It’s Peak Season for Clementines!

— Written By N.C. Cooperative Extension

From October to February you will see Cuties or Clementines showing up packed in attractive wooden or cardboard crates.  This fruit much like tangerines, are  extremely easy to work with. Their skin is loose and easy to peel, and the silky flesh inside is virtually seedless (some varieties will turn up an occasional seed. There’s a nutritional payoff, too: An average clementine packs up to half of the Recommended Dietary Allowance for vitamin C and is also a good source of fiber.

Clementine Salad with Spiced Walnuts and Pickled Onions


1/2 cup water

1/2 cup red wine vinegar

1/4 cup sugar

1 cup vertically sliced red onion


1 tablespoon orange juice

2 teaspoons olive oil

1 teaspoon Dijon mustard

Remaining ingredients:

8 cups gourmet salad greens

2 cups clementine sections (about 6 clementines)

3/4 cup Spiced Walnuts

6 tablespoons pomegranate seed

To prepare onions, combine first 3 ingredients in a small saucepan. Bring to a boil; remove from heat. Reserve 2 tablespoons vinegar mixture. Combine remaining vinegar mixture and onion in a small bowl; cool to room temperature.

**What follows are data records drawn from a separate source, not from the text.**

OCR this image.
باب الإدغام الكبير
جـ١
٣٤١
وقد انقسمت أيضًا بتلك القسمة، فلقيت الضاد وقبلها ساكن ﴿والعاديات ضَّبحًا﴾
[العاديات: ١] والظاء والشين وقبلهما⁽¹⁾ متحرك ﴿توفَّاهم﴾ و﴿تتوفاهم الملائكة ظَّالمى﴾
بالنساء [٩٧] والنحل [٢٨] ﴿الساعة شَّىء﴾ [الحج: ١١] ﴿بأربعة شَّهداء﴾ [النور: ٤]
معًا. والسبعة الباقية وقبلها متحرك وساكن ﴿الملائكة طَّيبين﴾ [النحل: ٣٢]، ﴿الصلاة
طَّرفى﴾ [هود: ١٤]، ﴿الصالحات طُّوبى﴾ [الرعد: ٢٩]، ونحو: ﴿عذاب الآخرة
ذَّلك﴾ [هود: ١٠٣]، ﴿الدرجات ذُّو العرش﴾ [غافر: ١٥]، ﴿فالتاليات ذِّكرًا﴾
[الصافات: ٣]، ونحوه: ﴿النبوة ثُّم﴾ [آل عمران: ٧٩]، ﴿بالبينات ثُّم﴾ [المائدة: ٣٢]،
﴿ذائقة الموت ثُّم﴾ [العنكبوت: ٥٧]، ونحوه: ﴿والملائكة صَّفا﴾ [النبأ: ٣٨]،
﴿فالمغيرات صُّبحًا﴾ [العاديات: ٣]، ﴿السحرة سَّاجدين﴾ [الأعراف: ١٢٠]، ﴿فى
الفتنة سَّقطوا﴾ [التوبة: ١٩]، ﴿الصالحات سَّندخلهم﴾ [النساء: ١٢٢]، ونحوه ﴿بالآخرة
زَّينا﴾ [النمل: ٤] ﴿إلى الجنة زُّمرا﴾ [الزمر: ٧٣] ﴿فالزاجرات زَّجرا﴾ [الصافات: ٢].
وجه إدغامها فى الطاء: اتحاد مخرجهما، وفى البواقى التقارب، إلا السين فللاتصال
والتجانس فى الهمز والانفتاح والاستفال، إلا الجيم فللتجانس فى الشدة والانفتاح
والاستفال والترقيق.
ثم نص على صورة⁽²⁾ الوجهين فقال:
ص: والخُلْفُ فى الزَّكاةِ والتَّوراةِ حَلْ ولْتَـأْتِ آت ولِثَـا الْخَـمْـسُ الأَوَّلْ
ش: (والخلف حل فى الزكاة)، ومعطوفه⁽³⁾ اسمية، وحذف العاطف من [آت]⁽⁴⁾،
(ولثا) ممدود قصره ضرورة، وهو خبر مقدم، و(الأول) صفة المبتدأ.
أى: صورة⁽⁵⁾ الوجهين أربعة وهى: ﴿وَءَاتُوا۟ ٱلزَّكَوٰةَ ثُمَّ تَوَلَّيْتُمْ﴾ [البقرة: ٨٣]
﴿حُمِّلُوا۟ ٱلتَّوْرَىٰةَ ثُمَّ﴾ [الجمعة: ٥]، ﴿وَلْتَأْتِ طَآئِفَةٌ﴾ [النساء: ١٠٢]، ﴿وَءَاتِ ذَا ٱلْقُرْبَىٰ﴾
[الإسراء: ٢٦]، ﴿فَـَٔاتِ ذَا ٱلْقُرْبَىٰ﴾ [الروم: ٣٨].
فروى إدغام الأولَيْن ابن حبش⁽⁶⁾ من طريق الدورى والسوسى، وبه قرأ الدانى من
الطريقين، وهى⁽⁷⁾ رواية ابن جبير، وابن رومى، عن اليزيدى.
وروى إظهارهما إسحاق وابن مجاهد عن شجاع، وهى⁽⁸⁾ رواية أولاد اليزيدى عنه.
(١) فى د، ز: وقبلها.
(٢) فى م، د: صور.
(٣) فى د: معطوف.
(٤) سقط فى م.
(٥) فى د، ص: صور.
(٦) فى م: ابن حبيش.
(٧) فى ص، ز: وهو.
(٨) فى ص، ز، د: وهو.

To prepare dressing, combine reserved 2 tablespoons vinegar mixture, orange juice, oil, and mustard; stir well with a whisk.

Combine dressing and salad greens in a large bowl; toss well. Divide salad greens mixture evenly among 6 salad plates. Top each with 1/3 cup clementines, about 2 tablespoons onions, 2 tablespoons Spiced Walnuts, and 1 tablespoon pomegranate seeds.

Marinated Clementines with Vinegar and Pepper

8 sweet clementines (can substitute other small seedless citrus)

1-ounce best quality balsamic vinegar

1 teaspoon sugar

Freshly ground black pepper

Peel the clementines and separate them into segments. In a mixing bowl, toss the fruit segments, vinegar, and sugar. Mix until well combined. Divide the fruit mixture among 4 serving glasses (martini glasses are nice for this), careful to get all the vinegar out of the mixing bowl and into the glasses. Crack fresh pepper over the top and serve.

Traditional Ambrosia

1/2 cup heavy cream

1 tablespoon sugar

4 ounces sour cream

6 ounces homemade mini marshmallows, approximately 3 cups

1 cup clementine orange segments, approximately 6 clementines

1 cup chopped fresh pineapple

1 cup freshly grated coconut

1 cup toasted, chopped pecans

1/2 cup drained maraschino cherries

Place the cream and sugar into the bowl of a stand mixer with the whisk attachment and whip until stiff peaks are formed. Add the sour cream and whisk to combine. Add the marshmallows, orange, pineapple, coconut, pecans and cherries and stir to combine. Transfer to a glass serving bowl, cover and place in the refrigerator for 2 hours before serving.

Spiced Shrimp Skewers with Clementine Salsa


1/2 teaspoon ground cinnamon

1/2 teaspoon paprika

1/4 teaspoon salt

1/4 teaspoon ground ginger

1/4 teaspoon ground coriander seeds

1/4 teaspoon ground cumin

1/8 teaspoon ground red pepper

1/8 teaspoon freshly ground black pepper

Dash of ground nutmeg

36 jumbo shrimp (about 2 1/2 pounds), peeled and deveined


6 cups clementine sections (about 6 clementines)

1 1/2 cups chopped peeled jicama (optional according to availability)

1 cup finely chopped red onion

1 tablespoon minced peeled fresh ginger

1 tablespoon fresh lime juice

1 tablespoon extra-virgin olive oil

2 teaspoons chopped fresh thyme

1/2 teaspoon salt

1/4 teaspoon freshly ground black pepper

2 serrano chiles, seeded and finely chopped

To prepare shrimp, combine first 9 ingredients in a large bowl; stir well. Add shrimp, tossing well to coat. Cover and marinate in refrigerator 4 hours.

Preheat grill or grill pan.

Thread 3 shrimp onto each of 12 (6-inch) skewers. Place skewers on grill rack or grill pan coated with cooking spray; cook 3 minutes on each side or until shrimp are done.

To prepare salsa, combine clementine and remaining ingredients, stirring well. Serve salsa with shrimp.